Cependant, il est tout à fait possible de venir sans être orga (ou sans l’être déjà).
Il est également possible de venir même si on n’a jamais fait de jeu de rôle, Grandeur Nature, tant que l’on a de la curiosité pour cette activité, qui constitue, même si on y trouve d’autres pratiques, le cœur de la semaine.
Labo-GN n’est pas une convention classique.
Depuis des années, on essaie d’y encourager une atmosphère de bienveillance, d’écoute, d’inclusion. Pour cela, le premier jour, diverses techniques de communication et règles de vie sont expliquées, afin de faciliter l’expression de chacun·e et le respect des besoins de tou·te·s.
Cela passe également par une réflexion autour de l’espace : la bibliothèque pour se retrouver au calme, un espace de sociabilité où aller quand on veut échanger, des fonctionnements de tables différents à la cantine, selon l’énergie et l’envie du moment...
On cherche à favoriser l’autonomie, et le fait de prendre soin, et des un·e·s des autres, et de l’espace qu’on partage. Des personnes référentes de gestion des conflits et de care sont sur place et disponibles en cas de besoin. Dans une perspective féministe, dans laquelle Labo-GN s’inscrit depuis ses débuts, une attention particulière est prêtée aux enjeux de consentement. Un nouveau processus de gestion des situations de conflits ou de violences est en cours d’élaboration.
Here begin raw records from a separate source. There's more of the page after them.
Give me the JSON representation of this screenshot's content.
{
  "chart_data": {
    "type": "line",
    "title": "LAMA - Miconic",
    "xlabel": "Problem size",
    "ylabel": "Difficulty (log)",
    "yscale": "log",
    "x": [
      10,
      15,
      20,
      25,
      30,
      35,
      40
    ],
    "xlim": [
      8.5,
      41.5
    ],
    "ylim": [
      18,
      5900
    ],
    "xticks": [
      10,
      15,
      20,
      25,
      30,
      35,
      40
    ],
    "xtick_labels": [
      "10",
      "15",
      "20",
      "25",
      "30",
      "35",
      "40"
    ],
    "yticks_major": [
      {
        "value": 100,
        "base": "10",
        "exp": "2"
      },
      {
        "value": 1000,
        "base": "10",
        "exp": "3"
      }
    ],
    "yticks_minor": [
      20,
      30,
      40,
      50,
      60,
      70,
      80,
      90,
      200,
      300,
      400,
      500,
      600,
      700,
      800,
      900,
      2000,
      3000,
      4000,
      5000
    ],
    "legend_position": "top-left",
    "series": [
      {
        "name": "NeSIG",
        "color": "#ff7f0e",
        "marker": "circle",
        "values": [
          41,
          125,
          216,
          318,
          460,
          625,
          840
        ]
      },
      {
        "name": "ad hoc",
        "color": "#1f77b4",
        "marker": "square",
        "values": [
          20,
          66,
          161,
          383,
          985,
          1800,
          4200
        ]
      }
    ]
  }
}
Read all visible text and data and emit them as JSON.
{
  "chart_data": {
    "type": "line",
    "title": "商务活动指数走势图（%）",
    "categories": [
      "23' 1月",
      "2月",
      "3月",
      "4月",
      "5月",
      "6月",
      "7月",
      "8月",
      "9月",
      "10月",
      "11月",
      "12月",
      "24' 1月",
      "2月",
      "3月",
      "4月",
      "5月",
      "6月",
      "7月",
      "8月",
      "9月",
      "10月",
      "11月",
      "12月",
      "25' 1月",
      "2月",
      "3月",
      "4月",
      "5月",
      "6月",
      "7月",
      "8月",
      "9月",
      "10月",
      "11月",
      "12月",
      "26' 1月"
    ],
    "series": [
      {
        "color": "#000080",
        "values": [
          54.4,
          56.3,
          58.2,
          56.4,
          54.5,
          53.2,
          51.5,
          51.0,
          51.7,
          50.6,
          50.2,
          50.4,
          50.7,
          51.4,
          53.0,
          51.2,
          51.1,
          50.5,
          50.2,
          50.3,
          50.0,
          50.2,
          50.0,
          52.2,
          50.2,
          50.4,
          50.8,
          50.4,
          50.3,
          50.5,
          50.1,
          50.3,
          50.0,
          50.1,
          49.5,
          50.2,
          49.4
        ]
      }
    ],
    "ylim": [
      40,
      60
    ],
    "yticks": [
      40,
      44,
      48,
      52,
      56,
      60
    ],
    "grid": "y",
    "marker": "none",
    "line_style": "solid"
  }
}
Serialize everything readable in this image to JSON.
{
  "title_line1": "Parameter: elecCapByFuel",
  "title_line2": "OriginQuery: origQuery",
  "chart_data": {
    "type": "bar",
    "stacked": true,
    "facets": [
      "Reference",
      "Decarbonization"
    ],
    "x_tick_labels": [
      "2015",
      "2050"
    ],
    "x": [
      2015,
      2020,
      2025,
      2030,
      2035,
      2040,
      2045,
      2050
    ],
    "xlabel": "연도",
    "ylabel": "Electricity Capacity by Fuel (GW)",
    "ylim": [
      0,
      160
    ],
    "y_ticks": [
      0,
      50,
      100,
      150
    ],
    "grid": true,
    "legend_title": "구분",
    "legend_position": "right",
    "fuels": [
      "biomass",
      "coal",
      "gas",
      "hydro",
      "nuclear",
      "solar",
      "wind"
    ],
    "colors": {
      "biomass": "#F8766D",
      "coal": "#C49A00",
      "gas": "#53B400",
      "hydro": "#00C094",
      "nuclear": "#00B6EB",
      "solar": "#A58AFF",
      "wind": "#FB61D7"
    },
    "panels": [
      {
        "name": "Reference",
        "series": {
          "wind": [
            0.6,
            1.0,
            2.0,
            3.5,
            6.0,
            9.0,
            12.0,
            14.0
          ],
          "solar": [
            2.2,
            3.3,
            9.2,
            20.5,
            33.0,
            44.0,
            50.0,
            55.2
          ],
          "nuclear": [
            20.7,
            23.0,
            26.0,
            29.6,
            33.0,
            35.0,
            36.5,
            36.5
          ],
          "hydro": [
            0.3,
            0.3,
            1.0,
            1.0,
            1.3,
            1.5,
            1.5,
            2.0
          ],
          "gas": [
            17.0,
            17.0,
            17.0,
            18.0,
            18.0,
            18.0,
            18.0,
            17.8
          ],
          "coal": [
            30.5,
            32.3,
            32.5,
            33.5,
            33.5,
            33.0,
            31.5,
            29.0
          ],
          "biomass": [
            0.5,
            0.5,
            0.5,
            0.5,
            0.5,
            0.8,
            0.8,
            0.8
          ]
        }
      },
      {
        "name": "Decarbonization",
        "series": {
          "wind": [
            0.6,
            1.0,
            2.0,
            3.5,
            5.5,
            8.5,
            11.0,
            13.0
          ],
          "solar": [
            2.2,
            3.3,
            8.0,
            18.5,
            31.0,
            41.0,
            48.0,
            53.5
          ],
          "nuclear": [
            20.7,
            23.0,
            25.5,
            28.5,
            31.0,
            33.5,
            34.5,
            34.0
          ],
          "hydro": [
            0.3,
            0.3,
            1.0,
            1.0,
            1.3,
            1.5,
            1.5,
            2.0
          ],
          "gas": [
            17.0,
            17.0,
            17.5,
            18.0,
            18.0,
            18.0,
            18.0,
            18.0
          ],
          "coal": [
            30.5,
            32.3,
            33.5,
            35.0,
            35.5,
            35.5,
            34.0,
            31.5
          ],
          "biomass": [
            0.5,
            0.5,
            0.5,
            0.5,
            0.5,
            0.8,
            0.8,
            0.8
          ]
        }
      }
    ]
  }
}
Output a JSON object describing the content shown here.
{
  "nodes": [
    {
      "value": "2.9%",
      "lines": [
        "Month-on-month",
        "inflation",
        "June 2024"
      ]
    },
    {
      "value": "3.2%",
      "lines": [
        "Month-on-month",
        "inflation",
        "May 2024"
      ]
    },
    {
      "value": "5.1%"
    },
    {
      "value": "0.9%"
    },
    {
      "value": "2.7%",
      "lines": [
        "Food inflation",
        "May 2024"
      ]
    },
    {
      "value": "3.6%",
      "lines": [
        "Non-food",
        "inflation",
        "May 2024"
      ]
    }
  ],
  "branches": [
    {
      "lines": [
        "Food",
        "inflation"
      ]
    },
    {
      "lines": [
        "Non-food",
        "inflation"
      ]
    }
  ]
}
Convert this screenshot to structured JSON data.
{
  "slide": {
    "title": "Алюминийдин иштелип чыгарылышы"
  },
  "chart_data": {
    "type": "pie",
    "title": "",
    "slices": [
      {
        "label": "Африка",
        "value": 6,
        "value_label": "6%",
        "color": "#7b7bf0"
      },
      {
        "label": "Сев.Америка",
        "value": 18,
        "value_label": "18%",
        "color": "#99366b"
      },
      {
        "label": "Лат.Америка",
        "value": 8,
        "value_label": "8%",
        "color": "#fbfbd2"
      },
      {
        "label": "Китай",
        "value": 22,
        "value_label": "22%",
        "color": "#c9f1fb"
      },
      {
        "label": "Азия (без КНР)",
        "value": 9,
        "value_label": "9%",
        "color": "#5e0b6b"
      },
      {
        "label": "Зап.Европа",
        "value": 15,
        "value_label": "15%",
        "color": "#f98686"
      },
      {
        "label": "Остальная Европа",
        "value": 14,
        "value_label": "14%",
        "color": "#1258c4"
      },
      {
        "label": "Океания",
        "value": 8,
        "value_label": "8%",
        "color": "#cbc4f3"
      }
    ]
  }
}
Pour lire le descriptif complet des règles de vie, rendez-vous également dans un programme des années précédentes (comme elles évoluent petit à petit au fil du temps, préférez la version la plus récente).
Labo-GN existe depuis 2014, et a ensuite été organisé presque tous les étés.
D’abord une petite trentaine, puis une cinquantaine, nous sommes désormais entre 60 et 80 ces dernières années.
En 2014, LaboGN voyait le jour : Baptiste et Pascal ont eu l'idée initiale, et ont été rejoints par Lille, Leila et Vincent dans l’organisation.
Depuis 2017, la semaine Labo-GN est organisée par l’association Labo-GN, créée la même année. Nous avons la volonté de tendre autant que possible vers l’horizontalité, et de nous éloigner d’une organisation pyramidale, telle qu’elle pouvait exister auparavant. C’est pourquoi, même si c’est votre première session, il vous est demandé de participer à l’organisation et vous êtes encouragé·e à donner votre avis.